Curves 23 and 24, which are parallel to curve 20 and equidistant from it, limit the control range P of engine 5, which is determined by stops 16 and 17. Curve 22 is always in this range P, even if it temporarily follows a limit and the angular deviation of throttle valve 1 is not corrected in an optimal way if the correction to be made exceeds half of this range P.

It is clear that, given the known absolute position of the throttle valve 1 in the line 2 and the known strength of the mechanical control command from the pedal, it is possible to store value tables or algorithms in the microprocessor 7 which allow the rotation speed of the throttle valve 1 to be optimally adjusted.

Among other things, provision may be made to adapt the value of the threshold angle D0, the time period T0 and the slope of the curve 22 as a function of the initial absolute position of the throttle valve 1 and, for example, to allow a faster rotational movement when the throttle valve is already in a position in which the intake line is half open, that is to say with a vehicle engine that is revving vigorously and is thus more ready for acceleration.

Conversely, the absolute angle sensor 8 can be replaced by a relative motion sensor, for example an accelerometer, from whose measured values the microprocessor determines relative rotational movements.

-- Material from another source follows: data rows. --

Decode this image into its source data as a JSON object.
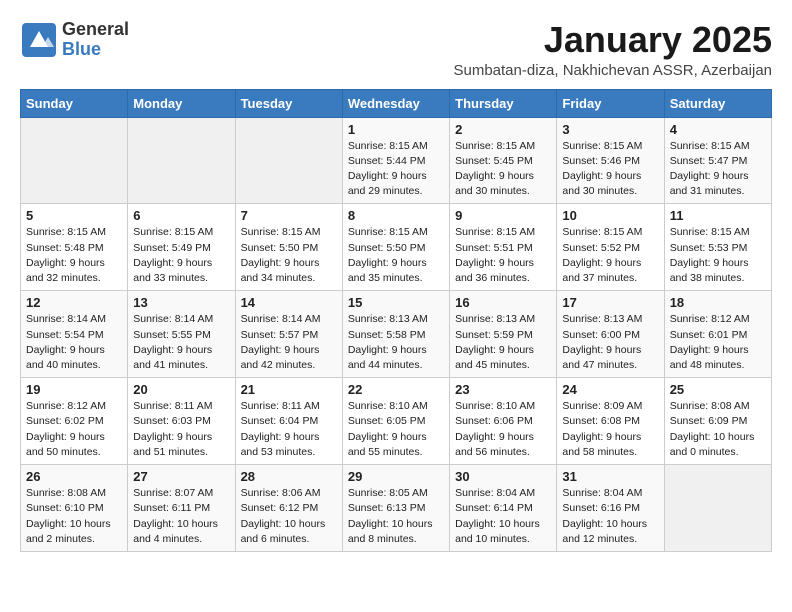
{
  "logo": {
    "general": "General",
    "blue": "Blue"
  },
  "title": "January 2025",
  "location": "Sumbatan-diza, Nakhichevan ASSR, Azerbaijan",
  "weekdays": [
    "Sunday",
    "Monday",
    "Tuesday",
    "Wednesday",
    "Thursday",
    "Friday",
    "Saturday"
  ],
  "weeks": [
    [
      {
        "day": "",
        "info": ""
      },
      {
        "day": "",
        "info": ""
      },
      {
        "day": "",
        "info": ""
      },
      {
        "day": "1",
        "info": "Sunrise: 8:15 AM\nSunset: 5:44 PM\nDaylight: 9 hours\nand 29 minutes."
      },
      {
        "day": "2",
        "info": "Sunrise: 8:15 AM\nSunset: 5:45 PM\nDaylight: 9 hours\nand 30 minutes."
      },
      {
        "day": "3",
        "info": "Sunrise: 8:15 AM\nSunset: 5:46 PM\nDaylight: 9 hours\nand 30 minutes."
      },
      {
        "day": "4",
        "info": "Sunrise: 8:15 AM\nSunset: 5:47 PM\nDaylight: 9 hours\nand 31 minutes."
      }
    ],
    [
      {
        "day": "5",
        "info": "Sunrise: 8:15 AM\nSunset: 5:48 PM\nDaylight: 9 hours\nand 32 minutes."
      },
      {
        "day": "6",
        "info": "Sunrise: 8:15 AM\nSunset: 5:49 PM\nDaylight: 9 hours\nand 33 minutes."
      },
      {
        "day": "7",
        "info": "Sunrise: 8:15 AM\nSunset: 5:50 PM\nDaylight: 9 hours\nand 34 minutes."
      },
      {
        "day": "8",
        "info": "Sunrise: 8:15 AM\nSunset: 5:50 PM\nDaylight: 9 hours\nand 35 minutes."
      },
      {
        "day": "9",
        "info": "Sunrise: 8:15 AM\nSunset: 5:51 PM\nDaylight: 9 hours\nand 36 minutes."
      },
      {
        "day": "10",
        "info": "Sunrise: 8:15 AM\nSunset: 5:52 PM\nDaylight: 9 hours\nand 37 minutes."
      },
      {
        "day": "11",
        "info": "Sunrise: 8:15 AM\nSunset: 5:53 PM\nDaylight: 9 hours\nand 38 minutes."
      }
    ],
    [
      {
        "day": "12",
        "info": "Sunrise: 8:14 AM\nSunset: 5:54 PM\nDaylight: 9 hours\nand 40 minutes."
      },
      {
        "day": "13",
        "info": "Sunrise: 8:14 AM\nSunset: 5:55 PM\nDaylight: 9 hours\nand 41 minutes."
      },
      {
        "day": "14",
        "info": "Sunrise: 8:14 AM\nSunset: 5:57 PM\nDaylight: 9 hours\nand 42 minutes."
      },
      {
        "day": "15",
        "info": "Sunrise: 8:13 AM\nSunset: 5:58 PM\nDaylight: 9 hours\nand 44 minutes."
      },
      {
        "day": "16",
        "info": "Sunrise: 8:13 AM\nSunset: 5:59 PM\nDaylight: 9 hours\nand 45 minutes."
      },
      {
        "day": "17",
        "info": "Sunrise: 8:13 AM\nSunset: 6:00 PM\nDaylight: 9 hours\nand 47 minutes."
      },
      {
        "day": "18",
        "info": "Sunrise: 8:12 AM\nSunset: 6:01 PM\nDaylight: 9 hours\nand 48 minutes."
      }
    ],
    [
      {
        "day": "19",
        "info": "Sunrise: 8:12 AM\nSunset: 6:02 PM\nDaylight: 9 hours\nand 50 minutes."
      },
      {
        "day": "20",
        "info": "Sunrise: 8:11 AM\nSunset: 6:03 PM\nDaylight: 9 hours\nand 51 minutes."
      },
      {
        "day": "21",
        "info": "Sunrise: 8:11 AM\nSunset: 6:04 PM\nDaylight: 9 hours\nand 53 minutes."
      },
      {
        "day": "22",
        "info": "Sunrise: 8:10 AM\nSunset: 6:05 PM\nDaylight: 9 hours\nand 55 minutes."
      },
      {
        "day": "23",
        "info": "Sunrise: 8:10 AM\nSunset: 6:06 PM\nDaylight: 9 hours\nand 56 minutes."
      },
      {
        "day": "24",
        "info": "Sunrise: 8:09 AM\nSunset: 6:08 PM\nDaylight: 9 hours\nand 58 minutes."
      },
      {
        "day": "25",
        "info": "Sunrise: 8:08 AM\nSunset: 6:09 PM\nDaylight: 10 hours\nand 0 minutes."
      }
    ],
    [
      {
        "day": "26",
        "info": "Sunrise: 8:08 AM\nSunset: 6:10 PM\nDaylight: 10 hours\nand 2 minutes."
      },
      {
        "day": "27",
        "info": "Sunrise: 8:07 AM\nSunset: 6:11 PM\nDaylight: 10 hours\nand 4 minutes."
      },
      {
        "day": "28",
        "info": "Sunrise: 8:06 AM\nSunset: 6:12 PM\nDaylight: 10 hours\nand 6 minutes."
      },
      {
        "day": "29",
        "info": "Sunrise: 8:05 AM\nSunset: 6:13 PM\nDaylight: 10 hours\nand 8 minutes."
      },
      {
        "day": "30",
        "info": "Sunrise: 8:04 AM\nSunset: 6:14 PM\nDaylight: 10 hours\nand 10 minutes."
      },
      {
        "day": "31",
        "info": "Sunrise: 8:04 AM\nSunset: 6:16 PM\nDaylight: 10 hours\nand 12 minutes."
      },
      {
        "day": "",
        "info": ""
      }
    ]
  ]
}
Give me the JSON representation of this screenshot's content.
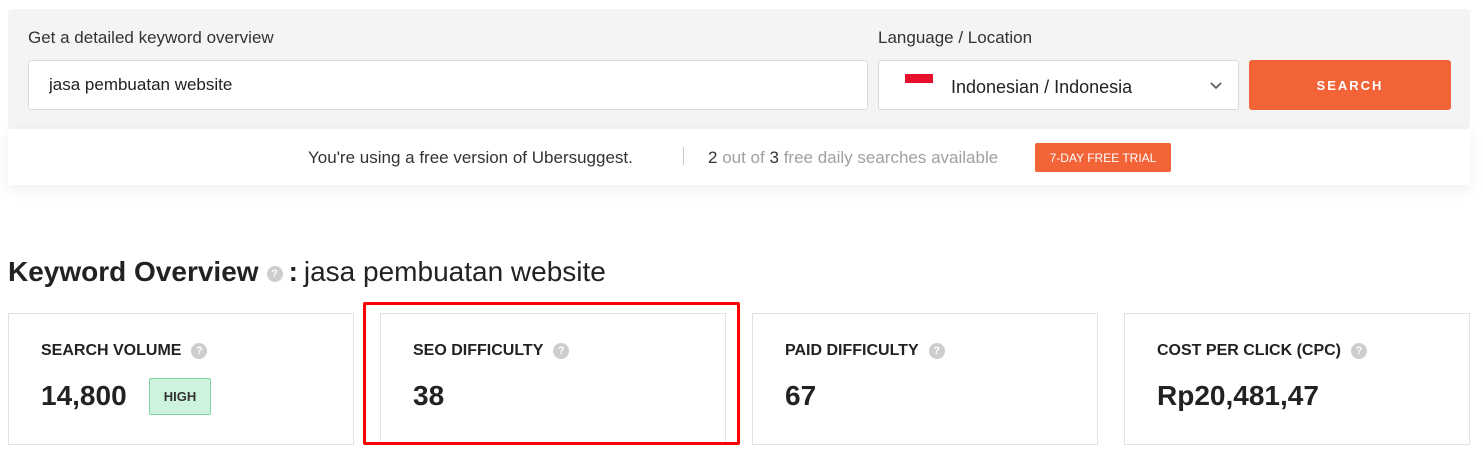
{
  "search": {
    "keyword_label": "Get a detailed keyword overview",
    "keyword_value": "jasa pembuatan website",
    "language_label": "Language / Location",
    "language_value": "Indonesian / Indonesia",
    "button_label": "SEARCH"
  },
  "banner": {
    "free_text": "You're using a free version of Ubersuggest.",
    "used_count": "2",
    "out_of_text": "out of",
    "total_count": "3",
    "available_text": "free daily searches available",
    "trial_button": "7-DAY FREE TRIAL"
  },
  "overview": {
    "title": "Keyword Overview",
    "separator": ":",
    "keyword": "jasa pembuatan website"
  },
  "metrics": {
    "search_volume": {
      "label": "SEARCH VOLUME",
      "value": "14,800",
      "badge": "HIGH"
    },
    "seo_difficulty": {
      "label": "SEO DIFFICULTY",
      "value": "38"
    },
    "paid_difficulty": {
      "label": "PAID DIFFICULTY",
      "value": "67"
    },
    "cpc": {
      "label": "COST PER CLICK (CPC)",
      "value": "Rp20,481,47"
    }
  },
  "icons": {
    "help": "?",
    "flag": "indonesia-flag-icon",
    "chevron": "chevron-down-icon"
  },
  "colors": {
    "accent": "#f26338",
    "highlight": "#ff0000",
    "badge_bg": "#cdf3dd",
    "badge_border": "#7ed6a3"
  }
}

Of course, the elements of the supply system could also perform movements other than rotational ones.

Claims (4)

1. System for supplying an internal combustion engine of a vehicle with combustion gas, the system having an inlet throttle valve (1) in an inlet line (2) which is firmly connected in its movement to a shaft (4) of a servomotor (5), the servomotor (5) in turn being firmly connected in its movement to a mechanical control element (10-12), and a device (8) for determining the movement of the engine (5) caused by the control element (10-12) with respect to a rest position, the mechanical control element (10-12) directly controlling the movement of the engine (5), characterized in that a microprocessor (7) is provided in order to cyclically compare the movement of the engine (5) with a threshold value (D0) of the movement of its shaft (4) and the throttle valve (1) after a certain period of time (T0) and in this way to determine the movement of the shaft (4) of the engine (5) and therefore the throttle valve (1) in order to limit the speed of movement of the shaft (4) by causing a complementary and progressive movement of this shaft. 2. Supply system according to claim 1, in which a travel limit indicator (15) firmly connected to the shaft (4) of the servomotor (5) is designed to move between two stops (16-17) of the housing (6) of the servomotor (5). 3. Supply system according to one of claims 1 and 2, in which the servomotor (5) is a rotating motor. 4. Supply system according to one of claims 1 to 3, in which the servo motor (5) is a stepper motor.